Monday, November 28, 2011

Road Trips in Time (Cleveland Post, July 28, 2011)

Old Drug Store Road. Cleveland School Road. The old Apex-Macedonia Church Road and Holly Springs Road, widened and upgraded (pun intended!) into Tryon Road, connecting Garner and Cary. Road names fascinate me because they are a key to history. I have been pondering them quite a bit the last several months.

It all started with the puzzle of Cornwallis Road. The name didn't register as an anomaly at first. Growing up in a land of subdivisions and numbered highways, road names were about as meaningful as hexadecimal IP addresses. They needed to name a street in the subdivision so they slapped on girl's names or the names of powerboat manufacturers. Useful, but not significant.

At some point, I had a "duh" moment and made the connection to the Revolutionary War. General Charles Cornwallis crossed from South Carolina into North Carolina in September of 1780, lead his troops up to Guilford Courthouse in Alamance County where he fought the Americans in March of 1781(It was one of those battlefield triumphs that leads to the ultimate loss of the war). After that battle, he made his way down to Wilmington.

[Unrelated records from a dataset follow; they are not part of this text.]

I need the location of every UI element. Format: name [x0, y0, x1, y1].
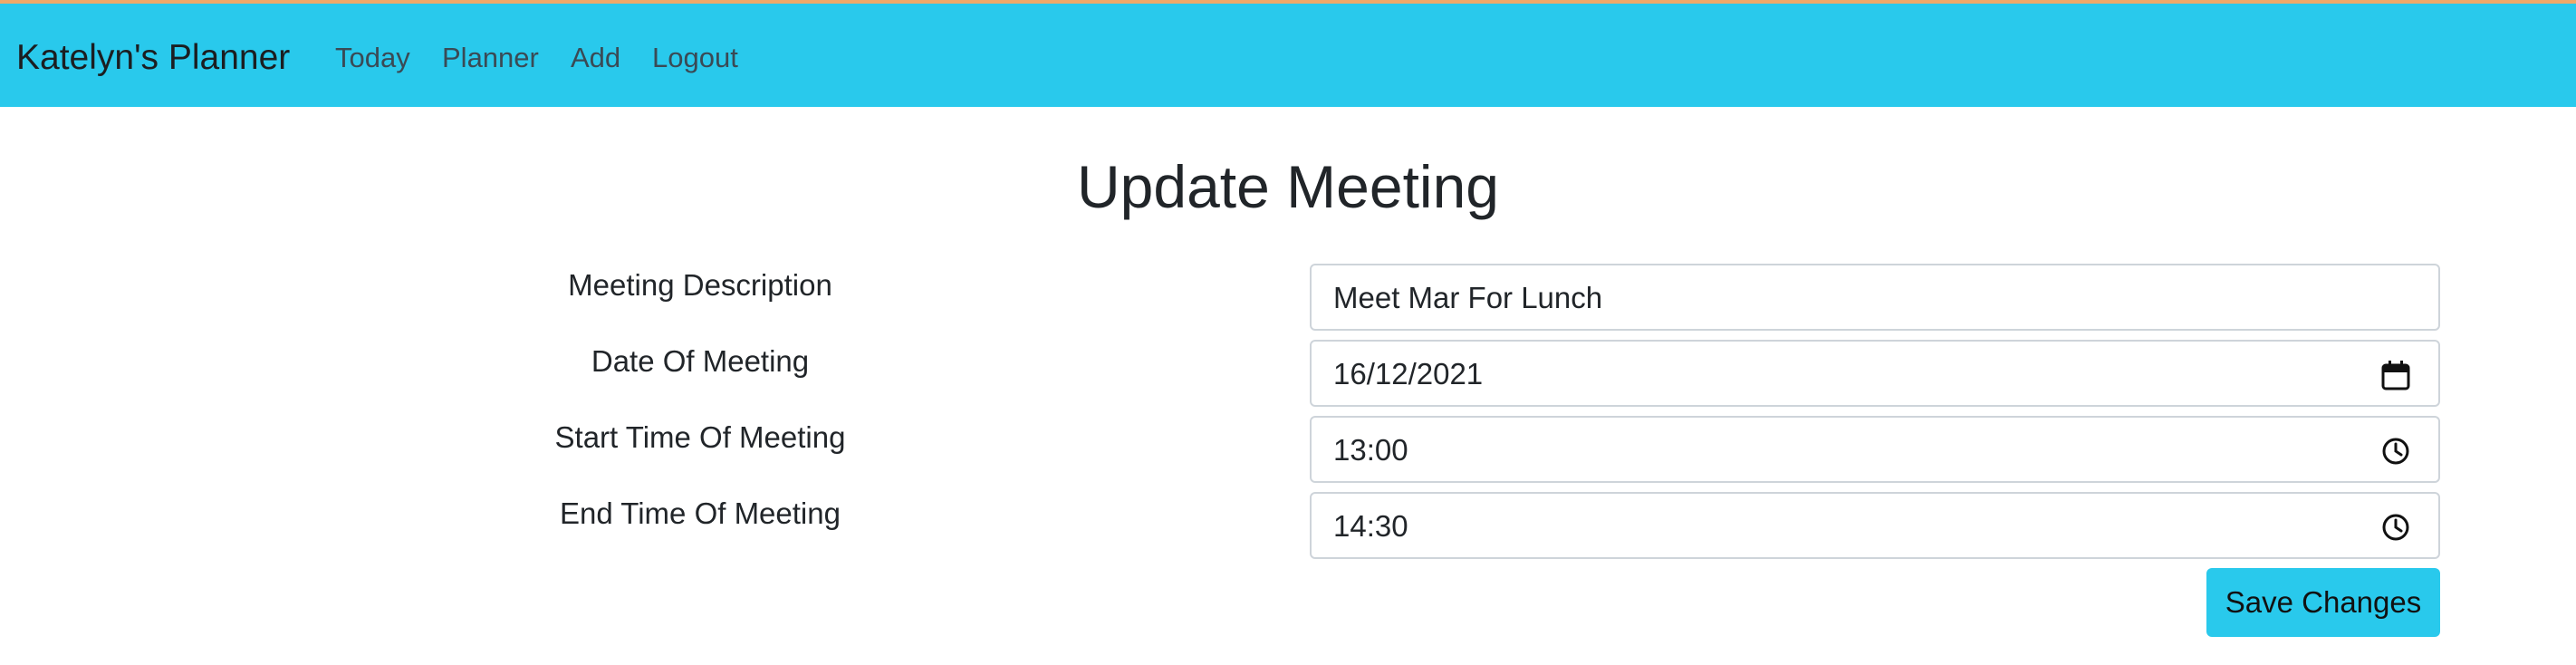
end-time-value: 14:30	[1333, 509, 1408, 543]
clock-icon[interactable]	[2380, 512, 2411, 543]
nav-link-planner[interactable]: Planner	[442, 40, 539, 76]
save-changes-button[interactable]: Save Changes	[2206, 568, 2440, 637]
end-time-label: End Time Of Meeting	[560, 496, 841, 530]
calendar-icon[interactable]	[2380, 360, 2411, 390]
nav-link-add[interactable]: Add	[571, 40, 620, 76]
start-time-value: 13:00	[1333, 433, 1408, 467]
page-title: Update Meeting	[1077, 153, 1499, 220]
start-time-input[interactable]: 13:00	[1310, 416, 2440, 483]
meeting-description-value: Meet Mar For Lunch	[1333, 281, 1603, 314]
meeting-description-input[interactable]: Meet Mar For Lunch	[1310, 264, 2440, 331]
nav-link-logout[interactable]: Logout	[652, 40, 738, 76]
navbar: Katelyn's Planner Today Planner Add Logo…	[0, 4, 2576, 107]
nav-link-today[interactable]: Today	[335, 40, 410, 76]
date-of-meeting-value: 16/12/2021	[1333, 357, 1484, 390]
date-of-meeting-label: Date Of Meeting	[591, 344, 810, 378]
end-time-input[interactable]: 14:30	[1310, 492, 2440, 559]
date-of-meeting-input[interactable]: 16/12/2021	[1310, 340, 2440, 407]
clock-icon[interactable]	[2380, 436, 2411, 467]
meeting-description-label: Meeting Description	[568, 268, 832, 302]
brand-link[interactable]: Katelyn's Planner	[16, 36, 290, 80]
start-time-label: Start Time Of Meeting	[554, 420, 846, 454]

Could it be that his route had passed through this part of Johnston County, leaving his name on the road he traveled?

Nope. At least that is the resounding answer given by his well-documented campaign. To get from Alamance County to Wilmington, he went west of us, down to Fayetteville and through Bladen County. When he left Wilmington for Virginia, he stayed to the east, going through Goldsboro and on up to Rocky Mount on a route approximated by present-day US 117 to US 301.

So, why the name? And how long has this road been known by this name?

A historian trying to put together pieces of another historical puzzle may have left a bit of an answer to the second question. Armies weren't the only ones on the move in 1780. Between 1771 and 1816, the man referred to as the father of American Methodism traveled over 300,000 miles (yes, I counted the zeroes correctly). Bishop Francis Asbury diligently recorded his preaching and his journeys in his journal, which was published after his death.

Now, Mt. Zion United Methodist Church on NC 50 near the intersection of NC 42 was founded in 1809, built by John and Susan Leach on land they donated. A history of the church refers to Asbury's journal and states, "he mentions that in 1812 on his way from near Fayetteville to New Bern, he went by Mt. Zion Chapel to preach. Since the old "Cornwallis Trail", which was a much-traveled thoroughfare in those days, ran near the church, this "Mt. Zion Chapel" could have been our Mt. Zion."

So, maybe it has been around a while.

There are other roads named after Cornwallis. A search on "Cornwallis in NC" brings up a number of roads to the west and a few to the east. In addition to the one in Durham and one in Kinston, there is a Cornwallis Drive in Greensboro and one in Mocksville.

As I pondered this question, I have pored over what old maps I can find, and looked closely along any road I happen to be on. One of the things I have noticed is that the roads quite often bear the name of the place to which they lead. New Bethel Church, Cleveland School, Apex-Macedonia Church, Benson Highway, Old Garner Road.

And I wonder: what if some of these Cornwallis Roads were so named because they were the roads that lead to General Cornwallis' encampments, or to the encampments of the American forces opposing him? Were these the roads to follow if you wanted to get in on the fight? Were they used by messengers, or to transport supplies, or by reinforcements from other areas?

I don't know. But I would love to hear from any one who does.


Note on General Cornwallis's troop movments: I found a neat website. is focused on "visualizing and quantifying history." Under the web application heading, there is an interactive map "American Revolution Sites, Events, and Troop Movements" that shows exactly that for dates from May 1780 through April 1781. Information is still being added and there are some limitations, but this is history for a digital age.

Note on history of Mt. Zion Methodist Church: The quotation included above is from a photocopy I found in the Heritage Center in Smithfield. Neither the author or title of the book from which it was taken were included on the photocopy. Any information on this book would be gratefully appreciated.